We magnetize into our lives and thinking whatever ideas we hold in our thoughts. In every generation the great ideas and the sick ideas must find a human mind that they can use or they would die. Human beings die but ideas and words survive.
Ideas are not a person’s private property. They are historic. They cannot survive with a human being representing them. I hear a speaker put forth an idea, I read an idea in a book, and I say YES… YES I will represent you with my life and thought.

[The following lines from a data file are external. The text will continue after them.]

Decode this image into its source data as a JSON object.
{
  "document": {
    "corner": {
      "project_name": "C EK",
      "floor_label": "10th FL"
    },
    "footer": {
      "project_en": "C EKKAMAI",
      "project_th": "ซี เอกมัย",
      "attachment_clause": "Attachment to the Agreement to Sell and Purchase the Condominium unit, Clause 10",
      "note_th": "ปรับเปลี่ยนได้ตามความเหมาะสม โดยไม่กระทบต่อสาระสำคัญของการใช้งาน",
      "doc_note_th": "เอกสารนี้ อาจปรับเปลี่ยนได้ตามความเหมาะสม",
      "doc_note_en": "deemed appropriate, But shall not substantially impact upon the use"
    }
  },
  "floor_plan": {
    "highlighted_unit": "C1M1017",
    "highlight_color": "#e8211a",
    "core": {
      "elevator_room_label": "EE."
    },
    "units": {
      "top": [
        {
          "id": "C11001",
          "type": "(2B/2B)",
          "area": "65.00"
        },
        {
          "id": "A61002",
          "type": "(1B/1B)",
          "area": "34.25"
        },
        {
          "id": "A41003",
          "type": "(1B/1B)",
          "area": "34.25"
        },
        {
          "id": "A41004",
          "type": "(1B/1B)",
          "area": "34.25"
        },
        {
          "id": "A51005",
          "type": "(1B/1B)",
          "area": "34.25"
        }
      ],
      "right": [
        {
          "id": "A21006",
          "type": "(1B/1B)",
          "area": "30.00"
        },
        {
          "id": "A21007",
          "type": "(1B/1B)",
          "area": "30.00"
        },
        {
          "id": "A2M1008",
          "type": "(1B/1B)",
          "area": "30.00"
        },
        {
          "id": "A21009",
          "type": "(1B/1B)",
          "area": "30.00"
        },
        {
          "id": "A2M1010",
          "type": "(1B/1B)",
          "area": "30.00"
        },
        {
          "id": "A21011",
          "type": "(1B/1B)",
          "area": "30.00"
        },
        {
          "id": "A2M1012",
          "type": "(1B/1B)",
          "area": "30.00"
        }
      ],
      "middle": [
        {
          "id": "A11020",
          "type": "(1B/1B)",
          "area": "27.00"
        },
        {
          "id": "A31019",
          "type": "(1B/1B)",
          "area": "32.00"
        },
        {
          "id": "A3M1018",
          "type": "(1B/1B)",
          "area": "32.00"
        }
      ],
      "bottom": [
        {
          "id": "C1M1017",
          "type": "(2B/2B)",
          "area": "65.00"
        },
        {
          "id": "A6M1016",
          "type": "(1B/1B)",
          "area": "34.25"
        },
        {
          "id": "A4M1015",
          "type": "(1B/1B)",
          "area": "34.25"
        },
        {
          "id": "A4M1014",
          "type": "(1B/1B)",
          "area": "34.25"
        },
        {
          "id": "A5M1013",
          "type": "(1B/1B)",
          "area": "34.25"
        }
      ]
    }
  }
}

Thomas Jefferson approached death in bankruptcy. They made Socrates drink the hemlock. They died, but knowing that they had lived their lives to the fullest and had allowed only the greatest ideas to use their days on this earth. Jefferson said that when he wrote the Declaration of Independence, he had used the greatest ideas of civilization, known to him, to be included. But we do not have to be a Jefferson or Socrates to be used by great ideas. Water is represented not just be large lakes or an ocean, but water is represented also by brooks and small streams.
Being used by great ideas makes the wake we leave behind one of substance for those in its path. There is an immortality to the ideas we leave in our wake. There are more people today reading Lao Tzu, Buddha, Jesus, Meister Eckhart, Voltaire, Erasmus, Jefferson, the philosophers of Athens and Rome, than in their own time. The immortality of words and great ideas leaves a wake of gigantic importance and influence that widens and prolongs our human path and contributes to its fanlike expansion.